June 24, 2014 — Researchers have announced the results of a clinical study that used a novel echocardiographic technique to detect and quantify damage to heart muscle even after an episode of mild cardiac injury from ischemia (low blood flow to the heart) has resolved. These findings provide hope for detecting potential heart attack victims before they experience life-threatening symptoms.

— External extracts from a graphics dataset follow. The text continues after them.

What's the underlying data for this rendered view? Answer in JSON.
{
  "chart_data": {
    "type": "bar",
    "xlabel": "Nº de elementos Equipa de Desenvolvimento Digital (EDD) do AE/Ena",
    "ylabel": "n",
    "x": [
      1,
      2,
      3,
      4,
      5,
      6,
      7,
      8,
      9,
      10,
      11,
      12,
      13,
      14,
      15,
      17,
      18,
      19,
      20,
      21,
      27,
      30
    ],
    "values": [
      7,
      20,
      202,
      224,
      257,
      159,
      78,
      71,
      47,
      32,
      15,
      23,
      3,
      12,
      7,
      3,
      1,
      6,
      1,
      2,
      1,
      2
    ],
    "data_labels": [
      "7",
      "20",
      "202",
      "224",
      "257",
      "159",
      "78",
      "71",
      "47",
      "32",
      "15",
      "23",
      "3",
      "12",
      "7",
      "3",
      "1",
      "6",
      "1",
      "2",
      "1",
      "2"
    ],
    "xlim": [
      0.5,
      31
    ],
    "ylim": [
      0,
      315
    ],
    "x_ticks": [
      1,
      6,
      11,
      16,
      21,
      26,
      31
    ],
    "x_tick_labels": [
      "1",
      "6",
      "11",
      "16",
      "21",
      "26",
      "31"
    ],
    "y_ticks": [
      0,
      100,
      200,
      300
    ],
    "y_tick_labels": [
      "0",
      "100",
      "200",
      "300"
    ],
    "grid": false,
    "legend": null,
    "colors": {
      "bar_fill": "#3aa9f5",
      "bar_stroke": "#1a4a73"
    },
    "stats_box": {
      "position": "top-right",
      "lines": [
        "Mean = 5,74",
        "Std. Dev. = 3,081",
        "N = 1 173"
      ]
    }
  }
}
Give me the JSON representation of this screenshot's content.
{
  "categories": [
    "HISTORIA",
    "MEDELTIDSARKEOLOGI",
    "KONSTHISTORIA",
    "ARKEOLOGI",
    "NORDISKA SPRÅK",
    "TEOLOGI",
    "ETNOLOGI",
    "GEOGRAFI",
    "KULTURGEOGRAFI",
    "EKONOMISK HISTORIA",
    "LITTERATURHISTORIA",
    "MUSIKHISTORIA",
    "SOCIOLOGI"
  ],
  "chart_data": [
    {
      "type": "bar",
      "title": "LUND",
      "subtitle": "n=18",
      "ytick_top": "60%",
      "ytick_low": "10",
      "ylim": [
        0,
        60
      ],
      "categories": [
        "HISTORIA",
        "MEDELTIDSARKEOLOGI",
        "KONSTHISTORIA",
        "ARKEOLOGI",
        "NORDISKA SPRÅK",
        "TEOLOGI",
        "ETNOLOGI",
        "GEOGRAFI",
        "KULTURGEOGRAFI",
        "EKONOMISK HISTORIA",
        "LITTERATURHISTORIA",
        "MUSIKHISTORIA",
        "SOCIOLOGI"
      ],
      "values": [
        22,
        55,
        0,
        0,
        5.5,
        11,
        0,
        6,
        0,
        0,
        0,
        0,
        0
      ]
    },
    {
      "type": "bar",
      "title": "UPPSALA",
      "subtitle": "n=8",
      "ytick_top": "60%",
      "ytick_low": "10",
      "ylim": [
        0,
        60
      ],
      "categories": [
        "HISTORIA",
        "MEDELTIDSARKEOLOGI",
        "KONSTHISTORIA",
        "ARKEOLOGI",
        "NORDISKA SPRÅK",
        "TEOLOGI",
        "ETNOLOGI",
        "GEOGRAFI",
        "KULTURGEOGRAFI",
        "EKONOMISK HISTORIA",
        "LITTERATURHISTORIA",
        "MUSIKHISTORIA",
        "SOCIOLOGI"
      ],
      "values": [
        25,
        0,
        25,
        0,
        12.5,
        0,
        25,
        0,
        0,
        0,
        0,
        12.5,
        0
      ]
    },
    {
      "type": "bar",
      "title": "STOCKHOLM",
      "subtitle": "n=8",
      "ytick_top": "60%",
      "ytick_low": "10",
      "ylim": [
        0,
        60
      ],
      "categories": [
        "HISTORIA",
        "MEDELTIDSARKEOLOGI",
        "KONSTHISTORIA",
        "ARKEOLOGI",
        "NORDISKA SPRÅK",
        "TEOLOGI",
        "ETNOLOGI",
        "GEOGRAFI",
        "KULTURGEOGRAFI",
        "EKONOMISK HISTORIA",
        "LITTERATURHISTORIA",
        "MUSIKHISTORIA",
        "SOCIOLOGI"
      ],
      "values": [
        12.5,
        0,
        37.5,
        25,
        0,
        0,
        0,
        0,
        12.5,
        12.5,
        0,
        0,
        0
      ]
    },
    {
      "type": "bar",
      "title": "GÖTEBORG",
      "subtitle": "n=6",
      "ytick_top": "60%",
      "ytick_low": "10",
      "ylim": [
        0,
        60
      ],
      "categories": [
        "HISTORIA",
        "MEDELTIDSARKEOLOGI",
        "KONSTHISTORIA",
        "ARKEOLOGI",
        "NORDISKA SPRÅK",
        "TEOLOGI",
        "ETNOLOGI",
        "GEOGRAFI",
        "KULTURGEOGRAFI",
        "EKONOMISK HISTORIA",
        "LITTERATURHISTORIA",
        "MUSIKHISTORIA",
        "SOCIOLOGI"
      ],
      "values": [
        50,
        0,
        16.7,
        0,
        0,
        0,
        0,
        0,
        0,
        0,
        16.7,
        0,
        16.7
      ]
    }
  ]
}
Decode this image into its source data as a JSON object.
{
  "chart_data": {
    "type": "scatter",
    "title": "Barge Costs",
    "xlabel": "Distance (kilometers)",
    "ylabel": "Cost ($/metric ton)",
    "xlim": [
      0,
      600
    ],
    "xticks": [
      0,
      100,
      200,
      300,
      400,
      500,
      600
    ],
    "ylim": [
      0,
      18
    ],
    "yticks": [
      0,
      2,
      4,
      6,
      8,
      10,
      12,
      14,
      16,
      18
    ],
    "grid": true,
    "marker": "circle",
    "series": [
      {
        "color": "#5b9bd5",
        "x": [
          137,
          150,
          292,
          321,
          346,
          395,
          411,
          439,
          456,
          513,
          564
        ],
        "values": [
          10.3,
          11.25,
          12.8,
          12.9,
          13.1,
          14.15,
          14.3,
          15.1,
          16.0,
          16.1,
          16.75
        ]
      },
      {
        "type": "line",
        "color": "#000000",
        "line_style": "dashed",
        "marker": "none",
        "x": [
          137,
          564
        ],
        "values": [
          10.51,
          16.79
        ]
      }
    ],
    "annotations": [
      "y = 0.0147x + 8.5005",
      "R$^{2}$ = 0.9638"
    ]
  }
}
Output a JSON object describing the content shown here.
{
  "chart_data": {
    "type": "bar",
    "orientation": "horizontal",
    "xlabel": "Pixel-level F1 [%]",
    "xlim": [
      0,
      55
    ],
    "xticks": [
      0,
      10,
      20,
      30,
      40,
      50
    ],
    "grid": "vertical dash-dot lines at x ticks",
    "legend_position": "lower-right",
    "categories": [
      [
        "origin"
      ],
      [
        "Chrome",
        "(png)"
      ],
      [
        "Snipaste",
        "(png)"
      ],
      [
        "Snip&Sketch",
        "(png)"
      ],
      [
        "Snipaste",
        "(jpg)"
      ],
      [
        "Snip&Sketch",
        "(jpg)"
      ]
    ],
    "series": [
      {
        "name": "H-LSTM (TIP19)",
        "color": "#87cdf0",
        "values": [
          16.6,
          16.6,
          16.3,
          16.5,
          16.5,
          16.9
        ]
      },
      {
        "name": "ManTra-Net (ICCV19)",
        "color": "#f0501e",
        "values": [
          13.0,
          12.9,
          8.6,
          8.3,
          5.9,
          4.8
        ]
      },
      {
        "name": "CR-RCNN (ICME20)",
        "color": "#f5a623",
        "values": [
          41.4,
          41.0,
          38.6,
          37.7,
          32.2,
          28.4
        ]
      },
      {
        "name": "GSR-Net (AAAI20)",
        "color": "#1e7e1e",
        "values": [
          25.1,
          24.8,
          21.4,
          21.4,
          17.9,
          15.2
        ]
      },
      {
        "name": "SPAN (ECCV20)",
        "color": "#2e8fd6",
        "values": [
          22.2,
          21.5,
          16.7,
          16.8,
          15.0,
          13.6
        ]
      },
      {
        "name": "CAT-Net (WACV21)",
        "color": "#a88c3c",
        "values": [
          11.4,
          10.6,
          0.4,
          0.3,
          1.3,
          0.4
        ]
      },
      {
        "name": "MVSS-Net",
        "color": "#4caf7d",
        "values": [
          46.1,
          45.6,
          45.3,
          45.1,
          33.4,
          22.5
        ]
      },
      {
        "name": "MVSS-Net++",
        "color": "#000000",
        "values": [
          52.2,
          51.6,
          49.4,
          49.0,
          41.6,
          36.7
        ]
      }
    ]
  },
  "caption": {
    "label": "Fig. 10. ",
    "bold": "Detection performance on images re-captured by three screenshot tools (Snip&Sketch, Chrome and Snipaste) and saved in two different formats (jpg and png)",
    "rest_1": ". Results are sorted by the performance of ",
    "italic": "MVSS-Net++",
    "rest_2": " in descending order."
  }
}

“The ability to detect heart damage due to low blood flow that occurs downstream from a coronary blockage is key to the early diagnosis of heart attack or for identifying patients who are at very high risk for heart attack,” said primary investigator Brian H. Mott, M.D. Mott is a cardiology research fellow at Oregon Health and Science University in Portland, Ore.; he and his colleagues used myocardial contrast echocardiography with custom-designed microbubble contrast agents, which can be injected through a simple IV and then bind to injured tissue to detect molecular changes that occurred up to six hours after very brief reduction in blood flow. “An issue is that our clinical tools for diagnosing threatened heart attack are far from perfect,” Mott commented. “Our approach using ‘smart’ targeted microbubbles could allow the clinician to detect problems at the bedside in just minutes. Moreover, the technique works to detect injury long after it has resolved and can be used to help judge patient risk according to the size of the area that is jeopardized by low blood flow.”
Researchers on the study, “Myocardial Contrast Echocardiography Molecular Imaging With Phosphatidylserine-enriched Microbubbles for Detection and Spatial Quantification of Myocardial Ischemia,” included Brian H. Mott, William H. Packwood, Brian P. Davidson and Jonathan R. Lindner from Oregon Health and Science University in Portland, Ore.